In an English 1 class, students read and reflect on their semester in English.

A class of ninth graders sits in a circle of closely connected desks, and soon the room fills with the sound of their indistinguishable voices. Stanza by stanza, using a practice they learned at the beginning of the unit, each student reads a poem from the collection “Counting Descent” by Clint Smith out loud to themselves. The collection tells a coming-of-age story that covers topics of familial descent, systemic oppression and joy. With each vowel spoken, every voice catches each assonance and alliteration, as highlighters glide over the pale page.  Although the English 1 teachers constantly seek to find texts that offer chances for close analysis, this opportunity to explore poetry has been a new addition.
This year, the English 1 team replaced “The Catcher in the Rye” with the collection “Counting Descent,” a change aligned with the English 1 teachers’ continuous mission to include diverse voices and a range of contemporary and classical texts in a frequently adjusted curriculum.
“These conversations are ongoing, constantly,” English teacher Rachel Nielsen said. “We are constantly reading texts that we’ve heard of exploring new things, having conversations with each other, about particular texts that we think might be beneficial.”
For the past six to seven years, the department had been searching for a poetry text with the right fit for the course, Ms. Nielsen said, taking into account the genre, style and the analysis skills the English 1 course aims to target.

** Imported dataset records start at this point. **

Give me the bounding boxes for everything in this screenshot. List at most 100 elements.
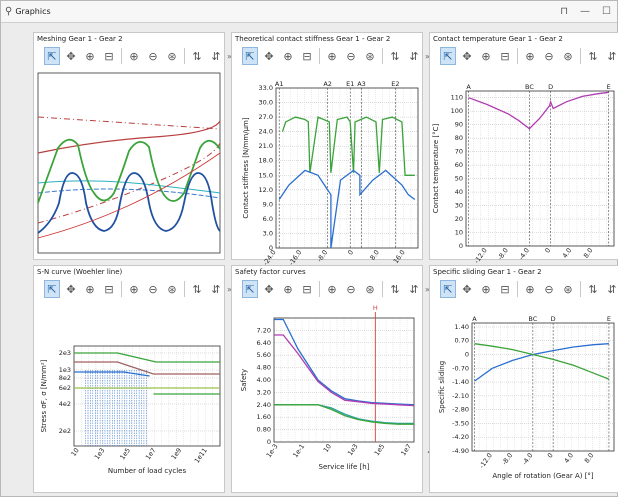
fit-horizontal-button[interactable]: ⇅ (189, 280, 205, 298)
x-tick-label: 10 (69, 447, 80, 458)
x-tick-label: 1e5 (118, 447, 132, 462)
maximize-button[interactable]: ☐ (602, 6, 611, 17)
fit-vertical-button[interactable]: ⇵ (604, 47, 618, 65)
zoom-window-button[interactable]: ⊕ (82, 280, 98, 298)
ruler-button[interactable]: ⊟ (101, 280, 117, 298)
y-axis-label: Contact temperature [°C] (432, 123, 440, 213)
y-tick-label: 7.20 (257, 326, 271, 334)
ruler-icon: ⊟ (104, 49, 114, 63)
y-tick-label: 4.80 (257, 364, 271, 372)
chart-toolbar: ⇱✥⊕⊟⊕⊖⊛⇅⇵» (440, 278, 618, 300)
select-arrow-button[interactable]: ⇱ (242, 47, 258, 65)
zoom-in-button[interactable]: ⊕ (324, 280, 340, 298)
fit-vertical-icon: ⇵ (211, 49, 221, 63)
y-tick-label: 50 (455, 175, 463, 183)
fit-vertical-button[interactable]: ⇵ (604, 280, 618, 298)
select-arrow-button[interactable]: ⇱ (440, 47, 456, 65)
y-tick-label: -0.70 (452, 364, 469, 372)
pan-button[interactable]: ✥ (261, 280, 277, 298)
zoom-out-button[interactable]: ⊖ (343, 280, 359, 298)
pan-icon: ✥ (66, 282, 76, 296)
zoom-fit-button[interactable]: ⊛ (362, 280, 378, 298)
pin-button[interactable]: ⊓ (560, 6, 569, 17)
ruler-button[interactable]: ⊟ (299, 280, 315, 298)
fit-horizontal-button[interactable]: ⇅ (387, 47, 403, 65)
pan-button[interactable]: ✥ (459, 280, 475, 298)
y-tick-label: 20 (455, 215, 463, 223)
toolbar-separator (517, 48, 518, 64)
zoom-out-button[interactable]: ⊖ (145, 47, 161, 65)
toolbar-more-button[interactable]: » (227, 51, 232, 61)
ruler-button[interactable]: ⊟ (101, 47, 117, 65)
y-tick-label: -2.80 (452, 406, 469, 414)
y-tick-label: 2.40 (257, 401, 271, 409)
ruler-icon: ⊟ (104, 282, 114, 296)
x-tick-label: 8.0 (368, 249, 380, 262)
zoom-out-button[interactable]: ⊖ (541, 47, 557, 65)
zoom-window-button[interactable]: ⊕ (280, 280, 296, 298)
select-arrow-icon: ⇱ (245, 49, 255, 63)
x-tick-label: 1e-1 (291, 443, 306, 460)
y-tick-label: 18.0 (259, 157, 273, 165)
zoom-window-button[interactable]: ⊕ (478, 47, 494, 65)
zoom-in-button[interactable]: ⊕ (126, 47, 142, 65)
toolbar-separator (121, 281, 122, 297)
toolbar-separator (517, 281, 518, 297)
zoom-out-icon: ⊖ (544, 282, 554, 296)
ruler-button[interactable]: ⊟ (497, 280, 513, 298)
zoom-fit-button[interactable]: ⊛ (164, 47, 180, 65)
pan-button[interactable]: ✥ (459, 47, 475, 65)
x-tick-label: 4.0 (561, 247, 573, 260)
select-arrow-button[interactable]: ⇱ (242, 280, 258, 298)
toolbar-more-button[interactable]: » (425, 284, 430, 294)
fit-vertical-button[interactable]: ⇵ (406, 280, 422, 298)
panel-sn: S-N curve (Woehler line) ⇱ ✥ ⊕ ⊟ ⊕ ⊖ ⊛ ⇅ ⇵ » 2e2 4… (33, 265, 232, 493)
select-arrow-button[interactable]: ⇱ (440, 280, 456, 298)
gear-2-tooth-profile (37, 172, 221, 234)
pan-button[interactable]: ✥ (63, 47, 79, 65)
zoom-window-icon: ⊕ (283, 282, 293, 296)
zoom-fit-button[interactable]: ⊛ (362, 47, 378, 65)
pan-button[interactable]: ✥ (261, 47, 277, 65)
fit-horizontal-button[interactable]: ⇅ (189, 47, 205, 65)
panel-stiffness: Theoretical contact stiffness Gear 1 - G… (231, 32, 430, 277)
zoom-out-button[interactable]: ⊖ (343, 47, 359, 65)
marker-label: E2 (391, 80, 399, 88)
y-axis-label: Specific sliding (438, 361, 446, 413)
window-titlebar: ⚲ Graphics ⊓ — ☐ (1, 1, 617, 23)
fit-vertical-button[interactable]: ⇵ (208, 280, 224, 298)
zoom-out-icon: ⊖ (148, 49, 158, 63)
fit-horizontal-icon: ⇅ (588, 49, 598, 63)
zoom-window-button[interactable]: ⊕ (478, 280, 494, 298)
fit-vertical-button[interactable]: ⇵ (208, 47, 224, 65)
fit-horizontal-button[interactable]: ⇅ (585, 280, 601, 298)
zoom-window-icon: ⊕ (283, 49, 293, 63)
zoom-window-button[interactable]: ⊕ (82, 47, 98, 65)
select-arrow-button[interactable]: ⇱ (44, 280, 60, 298)
select-arrow-button[interactable]: ⇱ (44, 47, 60, 65)
zoom-in-button[interactable]: ⊕ (126, 280, 142, 298)
zoom-in-button[interactable]: ⊕ (324, 47, 340, 65)
zoom-in-button[interactable]: ⊕ (522, 280, 538, 298)
zoom-fit-button[interactable]: ⊛ (164, 280, 180, 298)
toolbar-more-button[interactable]: » (227, 284, 232, 294)
ruler-icon: ⊟ (302, 282, 312, 296)
zoom-fit-button[interactable]: ⊛ (560, 280, 576, 298)
ruler-button[interactable]: ⊟ (299, 47, 315, 65)
toolbar-more-button[interactable]: » (425, 51, 430, 61)
minimize-button[interactable]: — (580, 6, 591, 17)
marker-label: E (607, 83, 611, 91)
pan-button[interactable]: ✥ (63, 280, 79, 298)
graphics-icon: ⚲ (5, 6, 13, 17)
ruler-icon: ⊟ (302, 49, 312, 63)
zoom-out-button[interactable]: ⊖ (541, 280, 557, 298)
zoom-window-button[interactable]: ⊕ (280, 47, 296, 65)
fit-vertical-button[interactable]: ⇵ (406, 47, 422, 65)
fit-horizontal-button[interactable]: ⇅ (387, 280, 403, 298)
fit-horizontal-button[interactable]: ⇅ (585, 47, 601, 65)
zoom-fit-button[interactable]: ⊛ (560, 47, 576, 65)
ruler-button[interactable]: ⊟ (497, 47, 513, 65)
zoom-out-button[interactable]: ⊖ (145, 280, 161, 298)
x-tick-label: 1e3 (346, 443, 360, 458)
zoom-in-button[interactable]: ⊕ (522, 47, 538, 65)
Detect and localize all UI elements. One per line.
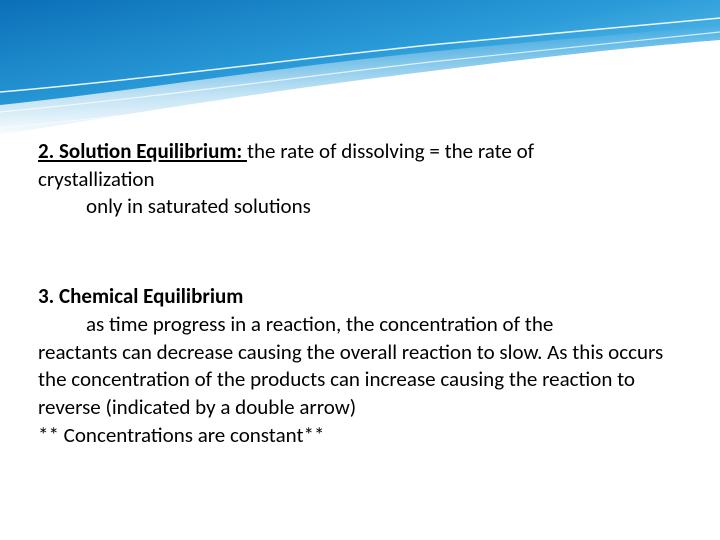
section-gap [38,253,682,283]
section-solution-equilibrium: 2. Solution Equilibrium: the rate of dis… [38,138,682,221]
section-chemical-equilibrium: 3. Chemical Equilibrium as time progress… [38,283,682,449]
section3-body1: reactants can decrease causing the overa… [38,339,682,422]
section2-body2: crystallization [38,166,682,194]
section3-note: ** Concentrations are constant** [38,422,682,450]
slide-content: 2. Solution Equilibrium: the rate of dis… [38,138,682,481]
section2-body: the rate of dissolving = the rate of [247,138,534,164]
section2-heading: 2. Solution Equilibrium: [38,138,247,164]
section2-line1: 2. Solution Equilibrium: the rate of dis… [38,138,682,166]
section3-sub1: as time progress in a reaction, the conc… [86,311,553,337]
section2-sub: only in saturated solutions [38,193,682,221]
section3-heading: 3. Chemical Equilibrium [38,283,243,309]
section3-firstline-wrap: as time progress in a reaction, the conc… [38,311,682,339]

“‘Counting Descent’ allowed us to have conversations about some very contemporary issues such as protest, canon, Black Lives Matter,” Ms. Nielsen said. “This was the vehicle by which they could start to explore their own voices, and the ways that they wanted to use language for their own means.”

This was the vehicle by which they could start to explore their own voices, and the ways that they wanted to use language for their own means.”

— Rachel Nielsen

Ninth grader Lisa Tao was able to use outlets such as performance and art to explore the poetry.

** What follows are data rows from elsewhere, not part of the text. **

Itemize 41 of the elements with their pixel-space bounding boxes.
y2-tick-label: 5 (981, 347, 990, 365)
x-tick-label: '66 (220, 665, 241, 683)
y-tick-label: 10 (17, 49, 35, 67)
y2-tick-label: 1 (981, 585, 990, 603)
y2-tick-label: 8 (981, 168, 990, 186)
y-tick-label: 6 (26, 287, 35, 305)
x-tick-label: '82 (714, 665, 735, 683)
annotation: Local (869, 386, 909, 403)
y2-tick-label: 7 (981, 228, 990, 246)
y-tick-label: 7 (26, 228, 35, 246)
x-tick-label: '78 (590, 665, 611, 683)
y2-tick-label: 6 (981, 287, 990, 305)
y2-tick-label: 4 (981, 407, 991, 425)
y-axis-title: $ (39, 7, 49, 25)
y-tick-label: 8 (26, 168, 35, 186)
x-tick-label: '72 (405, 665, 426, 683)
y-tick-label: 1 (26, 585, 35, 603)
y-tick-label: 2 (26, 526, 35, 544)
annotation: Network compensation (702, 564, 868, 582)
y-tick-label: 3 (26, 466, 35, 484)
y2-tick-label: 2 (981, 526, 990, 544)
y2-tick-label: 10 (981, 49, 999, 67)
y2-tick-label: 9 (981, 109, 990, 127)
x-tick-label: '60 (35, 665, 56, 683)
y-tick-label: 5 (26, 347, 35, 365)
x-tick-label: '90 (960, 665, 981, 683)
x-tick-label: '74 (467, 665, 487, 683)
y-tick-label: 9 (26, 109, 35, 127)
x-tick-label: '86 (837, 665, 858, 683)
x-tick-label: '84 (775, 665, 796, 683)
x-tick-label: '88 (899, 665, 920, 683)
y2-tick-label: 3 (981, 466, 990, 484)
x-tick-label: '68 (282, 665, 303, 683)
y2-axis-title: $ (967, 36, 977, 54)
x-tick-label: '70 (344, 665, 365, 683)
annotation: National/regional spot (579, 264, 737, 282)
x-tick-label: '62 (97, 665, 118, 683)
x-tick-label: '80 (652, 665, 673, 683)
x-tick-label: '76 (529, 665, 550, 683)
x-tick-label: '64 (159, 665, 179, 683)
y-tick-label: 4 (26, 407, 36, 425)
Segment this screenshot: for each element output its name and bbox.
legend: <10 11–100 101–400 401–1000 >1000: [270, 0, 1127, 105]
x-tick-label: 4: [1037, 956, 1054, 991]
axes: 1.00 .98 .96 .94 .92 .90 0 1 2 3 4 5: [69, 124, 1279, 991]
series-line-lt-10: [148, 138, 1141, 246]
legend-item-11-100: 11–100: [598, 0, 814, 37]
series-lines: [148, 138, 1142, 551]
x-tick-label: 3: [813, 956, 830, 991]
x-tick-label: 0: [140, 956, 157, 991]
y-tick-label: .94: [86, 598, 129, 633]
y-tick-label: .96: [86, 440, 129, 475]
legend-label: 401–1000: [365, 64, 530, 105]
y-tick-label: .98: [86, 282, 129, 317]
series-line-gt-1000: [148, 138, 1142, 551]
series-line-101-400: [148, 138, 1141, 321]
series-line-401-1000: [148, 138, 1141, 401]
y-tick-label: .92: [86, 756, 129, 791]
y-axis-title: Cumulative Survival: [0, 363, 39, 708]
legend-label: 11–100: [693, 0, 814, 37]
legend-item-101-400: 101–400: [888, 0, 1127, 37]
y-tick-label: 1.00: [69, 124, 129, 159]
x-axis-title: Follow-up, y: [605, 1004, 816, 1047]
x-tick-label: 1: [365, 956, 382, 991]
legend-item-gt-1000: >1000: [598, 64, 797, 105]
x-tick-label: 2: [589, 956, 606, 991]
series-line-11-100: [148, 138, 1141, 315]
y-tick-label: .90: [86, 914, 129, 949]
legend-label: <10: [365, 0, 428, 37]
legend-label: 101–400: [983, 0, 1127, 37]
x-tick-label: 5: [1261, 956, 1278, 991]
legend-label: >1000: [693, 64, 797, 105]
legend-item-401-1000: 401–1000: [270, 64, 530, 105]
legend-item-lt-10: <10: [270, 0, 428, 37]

“We were able to dissect a more modern perspective of protest and coming-of-age, which was more relatable than a typical classic we would read in its place,” Lisa said.

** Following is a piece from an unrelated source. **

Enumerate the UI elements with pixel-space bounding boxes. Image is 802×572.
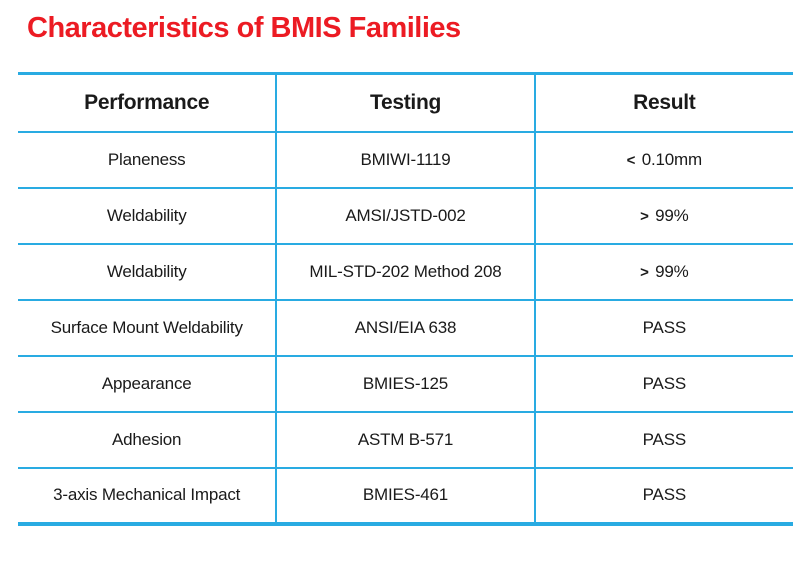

This year, with this new text, English teacher Sari Hernandez noticed a shift in the class’ conversations, where the discussion covered topics that differed from previous years when teaching “The Catcher in the Rye.”
“We’ve discussed the importance of simultaneously but equally valuing the reality of what it means to be Black in America, the systemic oppression and systemic violence,” Ms. Hernandez said.
Students also appreciated the representation that “Counting Descent” offers to the English curriculum.
“I think that it’s essential that the English curriculum includes texts from diverse voices,” Lisa said. “We are living in a constant state of reform, and literature from different backgrounds allows students to see parts of themselves in a world where that may not always be the case.”
Through performance, reading the poems out loud, annotation, personal reflection and discussion, the new addition to the curriculum encompasses a wide range of the English department’s goals.
“We’re more than the marginalization we experience,” Ms. Hernandez said. “That’s what we appreciated about this poetry collection is that it has both of these pieces. There are poems that are truly just like centralizing joy and love and use these universal themes, but they also do not hide away from the ugly truths of white supremacy that pervades our community.”